The world must maintain current assistance levels, he told a briefing before World Aids Day on Monday.
"(Or) what we'll find in the next four or five years is a resurgence in new incident infections and we won't be able to scale up the treatment that is clearly going to be needed as more and more people become symptomatic and need access to drugs," he said.
An estimated 33 million people worldwide were living with the HIV virus, mostly in sub-Saharan Africa, at the end of 2007. AIDS has killed 25 million since being identified in 1981.
An estimated 2.7 million people become infected each year.
Treatment programmes which provide life-extending drugs have expanded and now reach nearly 4 million people, De Lay said. That fell short of the estimated 9.7 million in need of antiretrovirals.

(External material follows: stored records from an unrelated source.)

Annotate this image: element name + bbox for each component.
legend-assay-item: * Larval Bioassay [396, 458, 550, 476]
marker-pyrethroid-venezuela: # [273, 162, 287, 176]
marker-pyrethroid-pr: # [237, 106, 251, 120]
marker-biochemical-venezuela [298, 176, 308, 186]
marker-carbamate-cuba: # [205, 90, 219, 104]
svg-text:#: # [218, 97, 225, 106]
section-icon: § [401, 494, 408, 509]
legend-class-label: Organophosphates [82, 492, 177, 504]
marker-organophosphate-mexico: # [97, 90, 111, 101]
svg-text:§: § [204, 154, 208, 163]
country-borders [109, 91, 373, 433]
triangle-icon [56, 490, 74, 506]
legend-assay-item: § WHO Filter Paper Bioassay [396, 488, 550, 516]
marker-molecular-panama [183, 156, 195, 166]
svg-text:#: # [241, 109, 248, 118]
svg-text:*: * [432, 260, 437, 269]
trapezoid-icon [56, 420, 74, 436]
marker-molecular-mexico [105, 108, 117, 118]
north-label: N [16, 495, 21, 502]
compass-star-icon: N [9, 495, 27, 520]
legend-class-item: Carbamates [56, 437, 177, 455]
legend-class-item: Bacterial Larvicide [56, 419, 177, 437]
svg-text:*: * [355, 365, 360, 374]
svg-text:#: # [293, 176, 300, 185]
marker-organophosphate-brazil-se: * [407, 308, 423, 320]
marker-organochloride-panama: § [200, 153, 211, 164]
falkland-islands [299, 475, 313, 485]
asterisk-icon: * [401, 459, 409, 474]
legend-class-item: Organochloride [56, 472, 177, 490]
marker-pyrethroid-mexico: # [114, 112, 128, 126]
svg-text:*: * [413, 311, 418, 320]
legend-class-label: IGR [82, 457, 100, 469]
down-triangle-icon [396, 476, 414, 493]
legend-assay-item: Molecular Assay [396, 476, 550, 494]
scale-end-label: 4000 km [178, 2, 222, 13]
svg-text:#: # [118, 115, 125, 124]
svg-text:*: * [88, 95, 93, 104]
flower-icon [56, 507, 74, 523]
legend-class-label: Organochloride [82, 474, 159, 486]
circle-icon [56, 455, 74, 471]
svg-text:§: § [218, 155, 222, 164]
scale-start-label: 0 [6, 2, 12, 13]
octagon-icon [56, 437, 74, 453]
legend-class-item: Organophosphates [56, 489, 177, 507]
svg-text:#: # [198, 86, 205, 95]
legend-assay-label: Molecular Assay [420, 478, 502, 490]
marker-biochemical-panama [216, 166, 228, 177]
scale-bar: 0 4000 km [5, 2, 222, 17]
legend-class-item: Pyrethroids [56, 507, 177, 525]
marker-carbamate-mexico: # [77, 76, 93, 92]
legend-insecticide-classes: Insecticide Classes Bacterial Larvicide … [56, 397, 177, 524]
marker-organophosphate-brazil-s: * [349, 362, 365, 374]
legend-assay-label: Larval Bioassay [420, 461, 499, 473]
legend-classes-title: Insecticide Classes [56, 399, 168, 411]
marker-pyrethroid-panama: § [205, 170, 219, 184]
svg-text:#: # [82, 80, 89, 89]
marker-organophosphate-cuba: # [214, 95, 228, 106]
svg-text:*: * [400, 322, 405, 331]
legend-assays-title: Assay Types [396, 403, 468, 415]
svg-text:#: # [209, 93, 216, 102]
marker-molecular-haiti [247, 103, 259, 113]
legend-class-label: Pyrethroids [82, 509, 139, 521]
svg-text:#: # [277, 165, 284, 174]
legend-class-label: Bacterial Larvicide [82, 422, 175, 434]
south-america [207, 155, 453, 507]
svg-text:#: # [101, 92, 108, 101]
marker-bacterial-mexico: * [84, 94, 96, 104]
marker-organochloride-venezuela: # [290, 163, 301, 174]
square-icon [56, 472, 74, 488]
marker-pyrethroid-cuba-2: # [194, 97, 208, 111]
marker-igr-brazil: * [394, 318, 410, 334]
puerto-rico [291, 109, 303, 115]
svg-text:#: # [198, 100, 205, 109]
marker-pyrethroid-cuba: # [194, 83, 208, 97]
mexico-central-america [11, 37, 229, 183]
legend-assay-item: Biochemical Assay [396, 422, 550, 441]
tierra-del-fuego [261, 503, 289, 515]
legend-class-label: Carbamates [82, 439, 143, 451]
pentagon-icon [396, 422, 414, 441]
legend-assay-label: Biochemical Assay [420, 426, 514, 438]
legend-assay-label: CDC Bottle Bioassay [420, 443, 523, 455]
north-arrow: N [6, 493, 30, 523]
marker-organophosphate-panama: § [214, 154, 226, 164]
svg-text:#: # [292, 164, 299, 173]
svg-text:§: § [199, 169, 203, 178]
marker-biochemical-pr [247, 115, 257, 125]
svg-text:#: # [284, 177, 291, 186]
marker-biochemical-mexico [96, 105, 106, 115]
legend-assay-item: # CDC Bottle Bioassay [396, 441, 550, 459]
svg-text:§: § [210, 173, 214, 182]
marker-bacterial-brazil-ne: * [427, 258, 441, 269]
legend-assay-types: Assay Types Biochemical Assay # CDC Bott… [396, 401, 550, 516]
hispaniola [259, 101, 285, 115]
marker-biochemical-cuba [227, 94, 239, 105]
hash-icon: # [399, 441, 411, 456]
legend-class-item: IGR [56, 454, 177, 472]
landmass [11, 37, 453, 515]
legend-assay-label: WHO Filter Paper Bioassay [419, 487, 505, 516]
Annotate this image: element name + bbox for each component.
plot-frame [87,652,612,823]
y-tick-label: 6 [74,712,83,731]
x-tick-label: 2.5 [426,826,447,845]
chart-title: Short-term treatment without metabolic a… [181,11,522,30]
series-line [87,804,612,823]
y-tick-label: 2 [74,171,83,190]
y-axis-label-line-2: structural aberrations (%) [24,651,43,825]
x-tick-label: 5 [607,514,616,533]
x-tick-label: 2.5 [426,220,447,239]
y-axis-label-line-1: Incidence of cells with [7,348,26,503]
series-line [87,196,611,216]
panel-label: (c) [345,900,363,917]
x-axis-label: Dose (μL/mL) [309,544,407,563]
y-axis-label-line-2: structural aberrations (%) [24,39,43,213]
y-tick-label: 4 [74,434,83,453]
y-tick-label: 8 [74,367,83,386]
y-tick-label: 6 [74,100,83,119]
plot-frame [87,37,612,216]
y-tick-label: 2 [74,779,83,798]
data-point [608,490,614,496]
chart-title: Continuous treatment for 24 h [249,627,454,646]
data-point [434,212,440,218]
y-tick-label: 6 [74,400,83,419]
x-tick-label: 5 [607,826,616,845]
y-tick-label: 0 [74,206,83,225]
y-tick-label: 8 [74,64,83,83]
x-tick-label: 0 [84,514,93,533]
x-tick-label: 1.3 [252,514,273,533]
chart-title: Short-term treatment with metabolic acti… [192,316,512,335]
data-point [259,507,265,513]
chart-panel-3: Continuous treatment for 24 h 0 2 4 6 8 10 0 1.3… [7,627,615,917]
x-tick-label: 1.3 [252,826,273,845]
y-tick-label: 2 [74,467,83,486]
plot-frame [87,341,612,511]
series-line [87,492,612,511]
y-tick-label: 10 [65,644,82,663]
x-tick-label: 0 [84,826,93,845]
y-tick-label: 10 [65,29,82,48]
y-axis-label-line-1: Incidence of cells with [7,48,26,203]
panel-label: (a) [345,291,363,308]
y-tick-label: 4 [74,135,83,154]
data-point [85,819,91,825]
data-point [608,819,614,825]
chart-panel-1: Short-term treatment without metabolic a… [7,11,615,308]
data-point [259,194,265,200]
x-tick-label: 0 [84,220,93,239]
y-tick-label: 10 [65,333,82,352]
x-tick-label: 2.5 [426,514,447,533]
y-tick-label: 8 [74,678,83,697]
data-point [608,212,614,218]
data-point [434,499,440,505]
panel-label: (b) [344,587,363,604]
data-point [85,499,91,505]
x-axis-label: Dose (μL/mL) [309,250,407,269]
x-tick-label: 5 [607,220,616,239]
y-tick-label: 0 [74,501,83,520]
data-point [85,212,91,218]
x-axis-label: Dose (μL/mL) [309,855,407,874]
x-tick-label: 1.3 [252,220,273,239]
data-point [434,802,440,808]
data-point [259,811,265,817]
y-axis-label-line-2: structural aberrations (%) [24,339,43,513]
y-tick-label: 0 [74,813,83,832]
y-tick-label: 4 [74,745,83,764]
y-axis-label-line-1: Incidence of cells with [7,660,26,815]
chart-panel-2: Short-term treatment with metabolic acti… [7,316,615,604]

Five new people are infected each year for every two put on treatment, De Lay said.
The Geneva-based agency said in its AIDS Outlook 2009 report that even though political commitment for AIDS was at an all-time high "recent developments in the financial world will test the resilience of many".
It identified three trends.
In Thailand, new infections arising in men who have sex with men, is at alarming levels, it said.
In Uganda, most new infections occur as a result of people having multiple sex partners.
A third trend was identified in Kenya, where many new infections occur in sex workers, injecting drug users and men having sex with men.